Since the late 18th century law-makers in various parts of the globe have increased their efforts to unify their respective local judicial systems in accordance with Western models. Such measures have usually been aimed not only at a ‘modernization’ of judicial systems but also at a much wider reform of the entire social structure of a given society.
This insight, however, raises more questions than it answers. Given the fact that legal reality in Western Europe was highly heterogeneous, how exactly did individual legislators imagine ‘modernization’? Which practical effects did the law, intended as a means of such ‘modernization’, have in different cultural contexts? How was it received and interpreted by local actors? Which ambiguities and conflicts emerged between parallel forms of justice? This workshop seeks to shed light on these questions by focusing on the tensions between the universal claims of the legislators and the implementation of law at the local level.

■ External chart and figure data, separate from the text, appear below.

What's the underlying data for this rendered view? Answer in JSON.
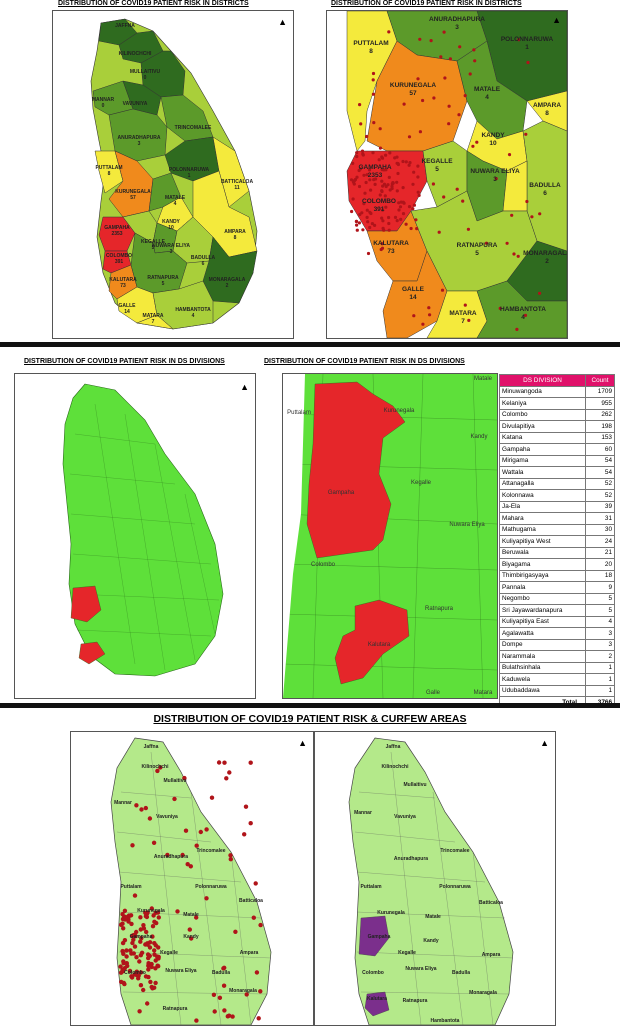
{
  "section1": {
    "left_title": "DISTRIBUTION OF COVID19 PATIENT RISK  IN DISTRICTS",
    "right_title": "DISTRIBUTION OF COVID19 PATIENT RISK  IN DISTRICTS",
    "left_labels": [
      {
        "name": "JAFFNA",
        "value": ""
      },
      {
        "name": "KILINOCHCHI",
        "value": ""
      },
      {
        "name": "MULLAITIVU",
        "value": "0"
      },
      {
        "name": "MANNAR",
        "value": "0"
      },
      {
        "name": "VAVUNIYA",
        "value": ""
      },
      {
        "name": "TRINCOMALEE",
        "value": ""
      },
      {
        "name": "ANURADHAPURA",
        "value": "3"
      },
      {
        "name": "PUTTALAM",
        "value": "8"
      },
      {
        "name": "POLONNARUWA",
        "value": "1"
      },
      {
        "name": "BATTICALOA",
        "value": "11"
      },
      {
        "name": "KURUNEGALA",
        "value": "57"
      },
      {
        "name": "MATALE",
        "value": "4"
      },
      {
        "name": "KANDY",
        "value": "10"
      },
      {
        "name": "AMPARA",
        "value": "8"
      },
      {
        "name": "GAMPAHA",
        "value": "2353"
      },
      {
        "name": "KEGALLE",
        "value": "5"
      },
      {
        "name": "NUWARA ELIYA",
        "value": "3"
      },
      {
        "name": "BADULLA",
        "value": "6"
      },
      {
        "name": "COLOMBO",
        "value": "391"
      },
      {
        "name": "KALUTARA",
        "value": "73"
      },
      {
        "name": "RATNAPURA",
        "value": "5"
      },
      {
        "name": "MONARAGALA",
        "value": "2"
      },
      {
        "name": "GALLE",
        "value": "14"
      },
      {
        "name": "HAMBANTOTA",
        "value": "4"
      },
      {
        "name": "MATARA",
        "value": "7"
      }
    ],
    "right_labels": [
      {
        "name": "ANURADHAPURA",
        "value": "3"
      },
      {
        "name": "PUTTALAM",
        "value": "8"
      },
      {
        "name": "POLONNARUWA",
        "value": "1"
      },
      {
        "name": "KURUNEGALA",
        "value": "57"
      },
      {
        "name": "MATALE",
        "value": "4"
      },
      {
        "name": "AMPARA",
        "value": "8"
      },
      {
        "name": "KANDY",
        "value": "10"
      },
      {
        "name": "GAMPAHA",
        "value": "2353"
      },
      {
        "name": "KEGALLE",
        "value": "5"
      },
      {
        "name": "NUWARA ELIYA",
        "value": "3"
      },
      {
        "name": "BADULLA",
        "value": "6"
      },
      {
        "name": "COLOMBO",
        "value": "391"
      },
      {
        "name": "KALUTARA",
        "value": "73"
      },
      {
        "name": "RATNAPURA",
        "value": "5"
      },
      {
        "name": "MONARAGALA",
        "value": "2"
      },
      {
        "name": "GALLE",
        "value": "14"
      },
      {
        "name": "MATARA",
        "value": "7"
      },
      {
        "name": "HAMBANTOTA",
        "value": "4"
      }
    ]
  },
  "section2": {
    "left_title": "DISTRIBUTION OF COVID19 PATIENT RISK  IN DS DIVISIONS",
    "right_title": "DISTRIBUTION OF COVID19 PATIENT RISK  IN DS DIVISIONS",
    "zoom_labels": [
      "Matale",
      "Puttalam",
      "Kurunegala",
      "Kandy",
      "Gampaha",
      "Kegalle",
      "Nuwara Eliya",
      "Colombo",
      "Ratnapura",
      "Kalutara",
      "Galle",
      "Matara"
    ],
    "table": {
      "header": [
        "DS DIVISION",
        "Count"
      ],
      "rows": [
        [
          "Minuwangoda",
          "1709"
        ],
        [
          "Kelaniya",
          "955"
        ],
        [
          "Colombo",
          "262"
        ],
        [
          "Divulapitiya",
          "198"
        ],
        [
          "Katana",
          "153"
        ],
        [
          "Gampaha",
          "60"
        ],
        [
          "Mirigama",
          "54"
        ],
        [
          "Wattala",
          "54"
        ],
        [
          "Attanagalla",
          "52"
        ],
        [
          "Kolonnawa",
          "52"
        ],
        [
          "Ja-Ela",
          "39"
        ],
        [
          "Mahara",
          "31"
        ],
        [
          "Mathugama",
          "30"
        ],
        [
          "Kuliyapitiya West",
          "24"
        ],
        [
          "Beruwala",
          "21"
        ],
        [
          "Biyagama",
          "20"
        ],
        [
          "Thimbirigasyaya",
          "18"
        ],
        [
          "Pannala",
          "9"
        ],
        [
          "Negombo",
          "5"
        ],
        [
          "Sri Jayawardanapura",
          "5"
        ],
        [
          "Kuliyapitiya East",
          "4"
        ],
        [
          "Agalawatta",
          "3"
        ],
        [
          "Dompe",
          "3"
        ],
        [
          "Narammala",
          "2"
        ],
        [
          "Bulathsinhala",
          "1"
        ],
        [
          "Kaduwela",
          "1"
        ],
        [
          "Udubaddawa",
          "1"
        ]
      ],
      "total_label": "Total",
      "total_value": "3766"
    }
  },
  "section3": {
    "title": "DISTRIBUTION OF COVID19 PATIENT RISK  & CURFEW AREAS",
    "left_labels": [
      "Jaffna",
      "Kilinochchi",
      "Mullaitivu",
      "Mannar",
      "Vavuniya",
      "Trincomalee",
      "Anuradhapura",
      "Puttalam",
      "Polonnaruwa",
      "Batticaloa",
      "Kurunegala",
      "Matale",
      "Kandy",
      "Ampara",
      "Gampaha",
      "Kegalle",
      "Nuwara Eliya",
      "Badulla",
      "Colombo",
      "Monaragala",
      "Ratnapura"
    ],
    "right_labels": [
      "Jaffna",
      "Kilinochchi",
      "Mullaitivu",
      "Mannar",
      "Vavuniya",
      "Trincomalee",
      "Anuradhapura",
      "Puttalam",
      "Polonnaruwa",
      "Batticaloa",
      "Kurunegala",
      "Matale",
      "Kandy",
      "Ampara",
      "Gampaha",
      "Kegalle",
      "Nuwara Eliya",
      "Badulla",
      "Colombo",
      "Monaragala",
      "Kalutara",
      "Ratnapura",
      "Hambantota"
    ]
  },
  "north_arrow": "▲",
  "colors": {
    "dark_green": "#2f6b1f",
    "green": "#5c9a2a",
    "light_green": "#a9cf3a",
    "yellow": "#f4ea3c",
    "orange": "#f08a1c",
    "red": "#e5262a",
    "ds_green": "#5ee03a",
    "curfew_green": "#b4e98a",
    "curfew_purple": "#7b2f8c",
    "dot": "#b0141a"
  }
}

Legal history has, so far, tended to examine the changing contents of law. Little attention has been paid to the cultural contexts of the introduction and implementation of new legal systems – their institutional conditions, the representations and worldviews they contain, and their ceremonial enactment. For this reason, the workshop will discuss, in particular, the possible contributions of such a ‘new cultural history of law’. The cultural contexts and conditions in which new legal systems have been introduced, seen from a comparative global perspective, will be at the heart of this workshop.
A workshop held by the Collaborative Research Centre’s study group 'Law'.